Iran police on Friday arrested at least 29 women for participating in the ongoing protest against a law that makes wearing the hijab (headscarf) compulsory.
The protests that began in Tehran earlier this week has slowly spread to other parts of the country, according to The Guardian.
Many women across the country have been protesting for a hijab ban by climbing onto telecom boxes, by taking off their hijabs, attaching them to a wooden stick and waving them like flags.
Women in Iran have fought against the hijab for nearly four decades.
However, the new wave of protests has grabbed eyeballs worldwide and will worry the Iran Government more, who are already reeling under the recent anti-corruption protests.
The Tehran police said the campaign had been instigated from outside the country through illegal satellite channels under a campaign named "White Wednesdays."
"Following calls by satellite channels under a campaign called White Wednesdays, 29 of those who had been deceived to remove their hijab have been arrested by the police," the police said quoting Iranian media.
Iran's prosecutor general, Mohammad Jafar Montazeri, described the ongoing protests on hijab ban as "childish", "emotionally charged" and instigated "from outside the country".
Meanwhile, many Iranian women within the country as well as outside Iran have backed the protests.
Soheila Jolodarzadeh, a female member of the Iranian parliament, said the protests were the result of long-standing restrictions against women.
"They're happening because of our wrong approach. We imposed restrictions on women and put them under unnecessary restrains."

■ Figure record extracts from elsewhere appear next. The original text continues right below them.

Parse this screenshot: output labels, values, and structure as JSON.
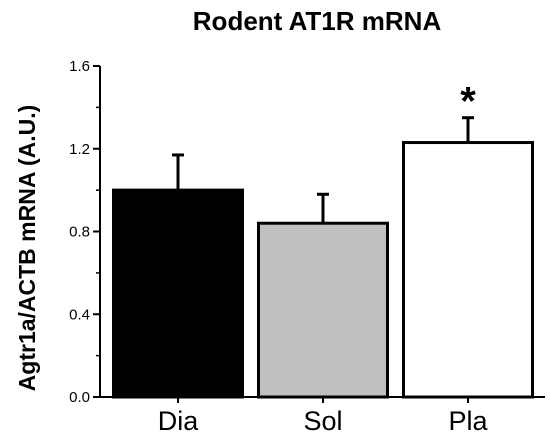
{
  "chart_data": {
    "type": "bar",
    "title": "Rodent AT1R mRNA",
    "ylabel": "Agtr1a/ACTB mRNA (A.U.)",
    "xlabel": "",
    "categories": [
      "Dia",
      "Sol",
      "Pla"
    ],
    "values": [
      1.0,
      0.84,
      1.23
    ],
    "errors": [
      0.17,
      0.14,
      0.12
    ],
    "bar_colors": [
      "#000000",
      "#c0c0c0",
      "#ffffff"
    ],
    "ylim": [
      0,
      1.6
    ],
    "yticks": [
      "0.0",
      "0.4",
      "0.8",
      "1.2",
      "1.6"
    ],
    "annotations": [
      {
        "category": "Pla",
        "text": "*"
      }
    ],
    "grid": false,
    "legend": "none"
  }
}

Masih Alinejad, an exiled Iranian activist and now resides in the United States, started a social media campaign against the compulsory hijab law.
The hijab has been in place in Iran after the Iranian revolution in 1979.
The law mandates that a woman who does not wear a hijab in public could face a heavy penalty and jail sentences.
Iran recently witnessed a huge wave of anti-corruption protests as people took to raising anti-government slogans, over alleged corruption, oppressive rule of the government and rising prices that plagued the people of the country.
The official death toll in the anti-government protests is, as of now, 20.